Give students some time to try out some examples by adding together sets of 3 consecutive odd numbers, and then bring the class together and collect their totals on the board. In order to perceive patterns, it's useful to write out the three numbers used, as well as the total.
"What do you notice about all the totals we have found?" (You may wish to write their noticings on the board.)
They are all multiples of 3
They are all 3 times the middle number
Here are some possible representations that might emerge:
Using facts about odd and even numbers: When I add two odd numbers, the answer is even, so when I add three odd numbers the answer is even plus odd, which is odd. (This might be justified using a visual representation of odd and even numbers).
Numerical (using a generic example): 31 + 33 + 35, I take two off the 35 and add it to the 31 so I have three lots of 33. This will always work because the third number is two more and the first number is two less than the middle number.
Algebraic: I could write the three numbers as n, n+2 and n+4, so the total is 3n+6, which is 3(n+2). (Alternatively students could use n-2, n and n+2, giving a total of 3n.)
Visual:
If I have towers to represent each consecutive odd number, then each tower will be two cubes higher than the last one. I can move two pink cubes and put them on top of the blue tower to make three towers the same height.
Next, you might like to ask the class to come up with other mathematically interesting questions about consecutive house numbers. Here are some that might emerge:
What if I add together four house numbers instead of just three?
As before, invite students to explore one of their questions, making sure that they explain and justify any patterns they notice and conjectures they make.
Key questions
What is the relationship between two consecutive odd numbers?
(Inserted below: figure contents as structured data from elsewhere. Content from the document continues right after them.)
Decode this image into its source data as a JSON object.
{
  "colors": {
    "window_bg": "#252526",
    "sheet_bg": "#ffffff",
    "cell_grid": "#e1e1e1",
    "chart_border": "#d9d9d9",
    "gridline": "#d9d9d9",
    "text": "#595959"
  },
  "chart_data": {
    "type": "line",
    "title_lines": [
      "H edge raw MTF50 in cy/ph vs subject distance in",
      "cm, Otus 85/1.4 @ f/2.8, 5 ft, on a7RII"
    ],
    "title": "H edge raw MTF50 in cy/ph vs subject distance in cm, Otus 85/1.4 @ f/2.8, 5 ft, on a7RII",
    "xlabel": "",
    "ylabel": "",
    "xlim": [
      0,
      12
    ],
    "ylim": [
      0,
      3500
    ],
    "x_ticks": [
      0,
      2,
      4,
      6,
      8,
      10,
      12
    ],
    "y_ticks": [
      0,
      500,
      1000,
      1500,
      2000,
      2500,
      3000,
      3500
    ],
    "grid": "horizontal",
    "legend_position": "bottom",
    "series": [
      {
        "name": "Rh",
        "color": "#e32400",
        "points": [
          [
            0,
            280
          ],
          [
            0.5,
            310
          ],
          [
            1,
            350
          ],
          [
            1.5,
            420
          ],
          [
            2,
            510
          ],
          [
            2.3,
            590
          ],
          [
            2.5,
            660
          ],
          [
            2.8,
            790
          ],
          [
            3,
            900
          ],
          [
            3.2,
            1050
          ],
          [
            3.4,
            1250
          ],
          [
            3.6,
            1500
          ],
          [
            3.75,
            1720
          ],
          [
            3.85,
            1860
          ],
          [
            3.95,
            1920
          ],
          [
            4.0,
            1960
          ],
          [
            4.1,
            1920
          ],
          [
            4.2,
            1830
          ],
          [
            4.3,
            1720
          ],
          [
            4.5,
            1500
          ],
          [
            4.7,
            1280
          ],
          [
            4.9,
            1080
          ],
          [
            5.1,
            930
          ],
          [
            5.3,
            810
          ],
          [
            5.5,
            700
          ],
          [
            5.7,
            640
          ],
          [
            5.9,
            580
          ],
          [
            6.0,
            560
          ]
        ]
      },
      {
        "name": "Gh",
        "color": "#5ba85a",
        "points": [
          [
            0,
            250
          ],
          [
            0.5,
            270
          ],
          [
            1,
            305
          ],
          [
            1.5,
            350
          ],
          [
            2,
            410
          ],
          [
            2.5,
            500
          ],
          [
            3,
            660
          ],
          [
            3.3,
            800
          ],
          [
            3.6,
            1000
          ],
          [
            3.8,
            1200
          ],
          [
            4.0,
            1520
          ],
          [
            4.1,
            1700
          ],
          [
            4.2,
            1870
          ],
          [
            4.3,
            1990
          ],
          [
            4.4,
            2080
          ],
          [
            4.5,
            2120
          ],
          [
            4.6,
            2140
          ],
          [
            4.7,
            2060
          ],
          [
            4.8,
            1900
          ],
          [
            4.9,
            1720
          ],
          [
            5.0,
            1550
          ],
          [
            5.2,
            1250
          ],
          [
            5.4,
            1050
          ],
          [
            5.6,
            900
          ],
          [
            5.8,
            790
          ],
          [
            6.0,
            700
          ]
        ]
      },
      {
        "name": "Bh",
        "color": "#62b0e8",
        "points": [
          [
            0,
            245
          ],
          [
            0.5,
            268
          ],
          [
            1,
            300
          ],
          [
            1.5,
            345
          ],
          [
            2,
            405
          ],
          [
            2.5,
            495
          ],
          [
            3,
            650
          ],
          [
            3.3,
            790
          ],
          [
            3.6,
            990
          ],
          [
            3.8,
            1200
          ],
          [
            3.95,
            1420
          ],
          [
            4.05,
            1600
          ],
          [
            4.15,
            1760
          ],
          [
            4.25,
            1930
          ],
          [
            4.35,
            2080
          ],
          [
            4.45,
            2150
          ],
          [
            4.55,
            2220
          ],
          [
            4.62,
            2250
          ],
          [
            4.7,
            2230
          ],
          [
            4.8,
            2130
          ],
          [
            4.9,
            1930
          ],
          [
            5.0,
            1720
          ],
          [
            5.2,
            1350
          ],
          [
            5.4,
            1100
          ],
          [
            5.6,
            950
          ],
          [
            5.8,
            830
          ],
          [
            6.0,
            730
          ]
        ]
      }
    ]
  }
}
How could you represent the three house numbers? Using multilink/squared paper/algebra?
Can you see anything in your examples that would work in exactly the same way if you used three different consecutive odd numbers?
What's the same and what's different when you add three consecutive even numbers rather than three consecutive odd numbers?
Possible support
Offer students some concrete representations of sets of three consecutive odd numbers, like the multilink representation above, or the equivalent picture on squared paper. Three Neighbours is structurally similar to this problem, but focuses on three consecutive numbers rather than three consecutive odd numbers.
Possible extension
Students could explore which numbers it is not possible to make by adding together neighbouring house numbers (and for a challenging extension, prove any conjectures they make).
You could also challenge students by giving them a particular number and inviting them to work out how many different ways it can be made by adding together neighbouring house numbers. For example, 600 can be made in eleven different ways!
Summing Consecutive Numbers has some interesting extension questions to explore, based on a similar task looking at consecutive numbers rather than consecutive even and odd numbers.